In the heart of Oregon’s lush Willamette Valley, Bill and Karla Chambers founded Stahlbush Island Farms. In the summer of 1985 the newlyweds planted two crops.
“We put our heart and soul into ensuring that our land will be fertile, healthy, and bountiful for future generations.” ~ Karla S. Chambers
Recognizing the need for the freshest fruits and vegetables possible, the husband-wife owners elected to enter the frozen market. After extensive research they discovered that fresh produce travels an average of 15 days before it reaches the consumer. Bill and Karla wanted their produce to fully mature on the vine. Fully vine-ripened produce has vibrant colors, natural brix, and bold flavors. The couple built a food processing facility on the farm to lock in a ‘just picked’ fresh taste using a special freezing process called Individually Quick Frozen or IQF.

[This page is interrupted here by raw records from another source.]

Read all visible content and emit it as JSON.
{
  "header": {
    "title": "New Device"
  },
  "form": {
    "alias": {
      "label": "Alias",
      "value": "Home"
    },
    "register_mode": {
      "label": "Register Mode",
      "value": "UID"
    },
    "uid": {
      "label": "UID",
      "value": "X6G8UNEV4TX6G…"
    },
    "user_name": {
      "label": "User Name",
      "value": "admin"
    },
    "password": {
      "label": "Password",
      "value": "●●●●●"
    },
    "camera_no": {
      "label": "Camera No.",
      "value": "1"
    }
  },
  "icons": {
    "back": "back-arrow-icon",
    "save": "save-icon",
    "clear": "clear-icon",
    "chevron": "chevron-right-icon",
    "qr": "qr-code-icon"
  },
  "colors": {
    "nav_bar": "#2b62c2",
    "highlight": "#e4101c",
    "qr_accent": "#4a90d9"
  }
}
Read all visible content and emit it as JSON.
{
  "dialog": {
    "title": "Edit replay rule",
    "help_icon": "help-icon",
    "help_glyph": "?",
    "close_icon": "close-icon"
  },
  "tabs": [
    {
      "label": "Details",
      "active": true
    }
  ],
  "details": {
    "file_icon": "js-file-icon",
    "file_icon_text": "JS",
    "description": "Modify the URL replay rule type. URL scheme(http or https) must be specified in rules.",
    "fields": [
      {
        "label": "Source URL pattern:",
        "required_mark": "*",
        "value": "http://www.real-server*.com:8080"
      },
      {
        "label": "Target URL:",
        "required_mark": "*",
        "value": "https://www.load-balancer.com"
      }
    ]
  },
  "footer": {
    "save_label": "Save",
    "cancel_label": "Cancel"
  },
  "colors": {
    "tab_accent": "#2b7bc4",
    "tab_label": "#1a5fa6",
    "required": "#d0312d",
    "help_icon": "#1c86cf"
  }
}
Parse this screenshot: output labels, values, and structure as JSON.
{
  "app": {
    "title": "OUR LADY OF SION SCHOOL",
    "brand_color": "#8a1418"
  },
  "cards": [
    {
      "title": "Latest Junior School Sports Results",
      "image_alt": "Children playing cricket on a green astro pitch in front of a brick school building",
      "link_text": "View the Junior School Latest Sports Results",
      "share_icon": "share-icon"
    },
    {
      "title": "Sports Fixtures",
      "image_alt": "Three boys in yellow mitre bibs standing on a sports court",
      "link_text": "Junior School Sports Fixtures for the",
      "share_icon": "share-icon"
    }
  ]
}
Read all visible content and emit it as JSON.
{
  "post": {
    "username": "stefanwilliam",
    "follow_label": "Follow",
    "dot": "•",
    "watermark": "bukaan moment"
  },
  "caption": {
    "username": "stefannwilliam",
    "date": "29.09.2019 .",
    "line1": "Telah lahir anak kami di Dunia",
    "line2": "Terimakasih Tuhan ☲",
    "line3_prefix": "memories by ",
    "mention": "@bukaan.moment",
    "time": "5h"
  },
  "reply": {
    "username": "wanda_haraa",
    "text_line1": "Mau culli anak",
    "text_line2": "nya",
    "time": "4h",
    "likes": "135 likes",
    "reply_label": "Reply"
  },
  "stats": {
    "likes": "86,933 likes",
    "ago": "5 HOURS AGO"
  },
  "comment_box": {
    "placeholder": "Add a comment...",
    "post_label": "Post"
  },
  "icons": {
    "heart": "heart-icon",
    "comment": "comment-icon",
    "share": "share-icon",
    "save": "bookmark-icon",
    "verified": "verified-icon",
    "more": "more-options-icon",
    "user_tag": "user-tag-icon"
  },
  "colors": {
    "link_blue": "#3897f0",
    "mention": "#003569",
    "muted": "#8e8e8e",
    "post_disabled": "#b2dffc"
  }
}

“Sustainability: meeting the needs of the present without compromising the ability of future generations to meet their own needs.” ~ Based on “Report of the World Commission on Environment and Development,” United Nations, 1987
The first sustainably grown fruits and vegetables hit the market in 1997. Five years later, the company expanded into the Farmer’s Market brand of organic purees. Stahlbush received its first organic certification by Oregon Tilth in 2003. In 2009 Stahlbush Island Farms turned agricultural waste into energy with the first Biogas Plant of its kind in North America. One year later, Stahlbush released the first 100% biodegradable freezer bag. The packaging was not patented because the family wanted to encourage others to adopt it as well.
“It’s a closed loop cycle. We’re producing electricity, using the engine exhaust to make steam and blanch our vegetables, taking the hot water out of the jacket for our food processing plant and keeping the digester warm, using the hot air that radiates off the engine to dry seeds with. And we’re getting a rich wet and dry fertilizer as a byproduct.” ~ Bill Chambers
The plant produces enough energy to power the farm and approximately 1,100 homes or nearly twice the amount needed for the farm and food processing plant. The leftover agricultural matter from the biogas plant is then used to fertilize the dozens of crops spread out over nearly 5,000 acres that comprises today’s farm. Bill and Karla have raised four children on the farm. Today, the pair still live and work on the farm.